Another example of this type of modern emo band are Moose Blood. The Kent four-piece recently released their sophomore album, Blush, following on from 2014’s debut I’ll Keep You in Mind, From Time to Time. One of Blush’s great strengths is just how accessible it is while still shamelessly being an emo album from an emo band. Everything about the record, from the pink-and-blue pastel artwork, to the 10-track format, to the song titles (in accordance with the album’s name, every track has a one-word title, with the first track titled Pastel, which ties in brilliantly with the artwork) screams pop.
Speaking of Pastel, it’s an extremely effective opener that wastes no time in setting the tone for the early part of this album. The first 5 tracks are full of clean, fast-paced guitar and drums, and massive catchy choruses are a hallmark of this record, as the more rugged edges of Moose Blood’s debut make way for something more poppy and bright, but the resultant sound is still textbook Moose Blood.

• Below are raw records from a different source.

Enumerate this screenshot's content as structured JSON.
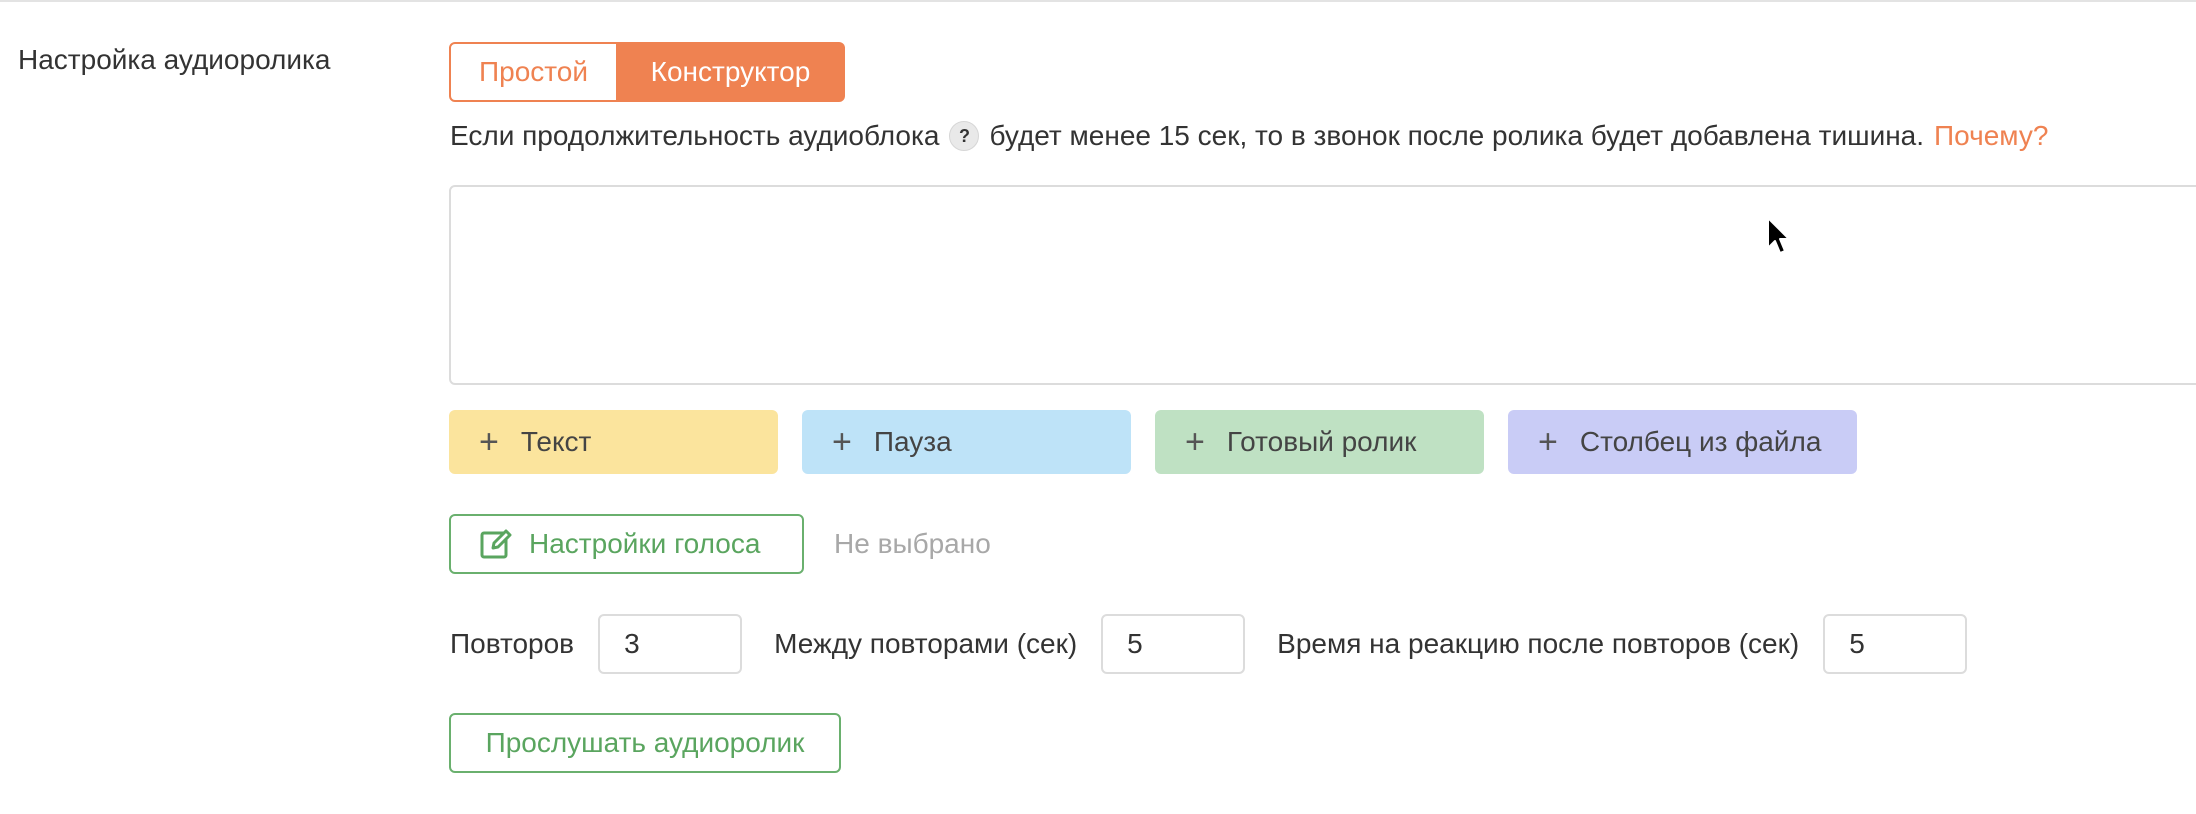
{
  "section": {
    "label": "Настройка аудиоролика"
  },
  "mode_switch": {
    "simple_label": "Простой",
    "constructor_label": "Конструктор",
    "selected": "constructor"
  },
  "hint": {
    "before": "Если продолжительность аудиоблока",
    "help_glyph": "?",
    "after": "будет менее 15 сек, то в звонок после ролика будет добавлена тишина.",
    "link": "Почему?"
  },
  "add_buttons": {
    "text_label": "Текст",
    "pause_label": "Пауза",
    "clip_label": "Готовый ролик",
    "column_label": "Столбец из файла",
    "plus_glyph": "+"
  },
  "voice": {
    "button_label": "Настройки голоса",
    "status": "Не выбрано"
  },
  "repeats": {
    "count_label": "Повторов",
    "count_value": "3",
    "between_label": "Между повторами (сек)",
    "between_value": "5",
    "reaction_label": "Время на реакцию после повторов (сек)",
    "reaction_value": "5"
  },
  "listen": {
    "button_label": "Прослушать аудиоролик"
  },
  "colors": {
    "accent": "#ef8251",
    "green": "#5aa55f",
    "text_yellow": "#fbe49d",
    "pause_blue": "#bee3f8",
    "clip_green": "#bfe1c3",
    "column_violet": "#c9ccf6"
  }
}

Woven throughout this record are Eddy Brewerton’s endlessly relatable lyrics, such as “you’re my favourite when you’re smoking on the pavement, you’ve got your collar up, you’re taking too much, and god damn it’s cold” from the outro of standout track Cheek. After Cheek, this record slows down significantly and reveals a more tender and melancholic string to Moose Blood’s bow. Shimmer is a track which hears Eddy muse over an ex with some distant guitar strums in the background, while Spring is a heartbreaking song directed at a friend who has committed suicide, featuring the quite beautiful lyric “you know I don’t believe, But I guess you watch over me”.
After this lull, closer Freckle is a return to the poppier, upbeat tracks that make up the first half of Blush, which completes the record perfectly by bringing it full-circle sonically, which brilliant closes a truly brilliant emo album, in all the correct senses of the word.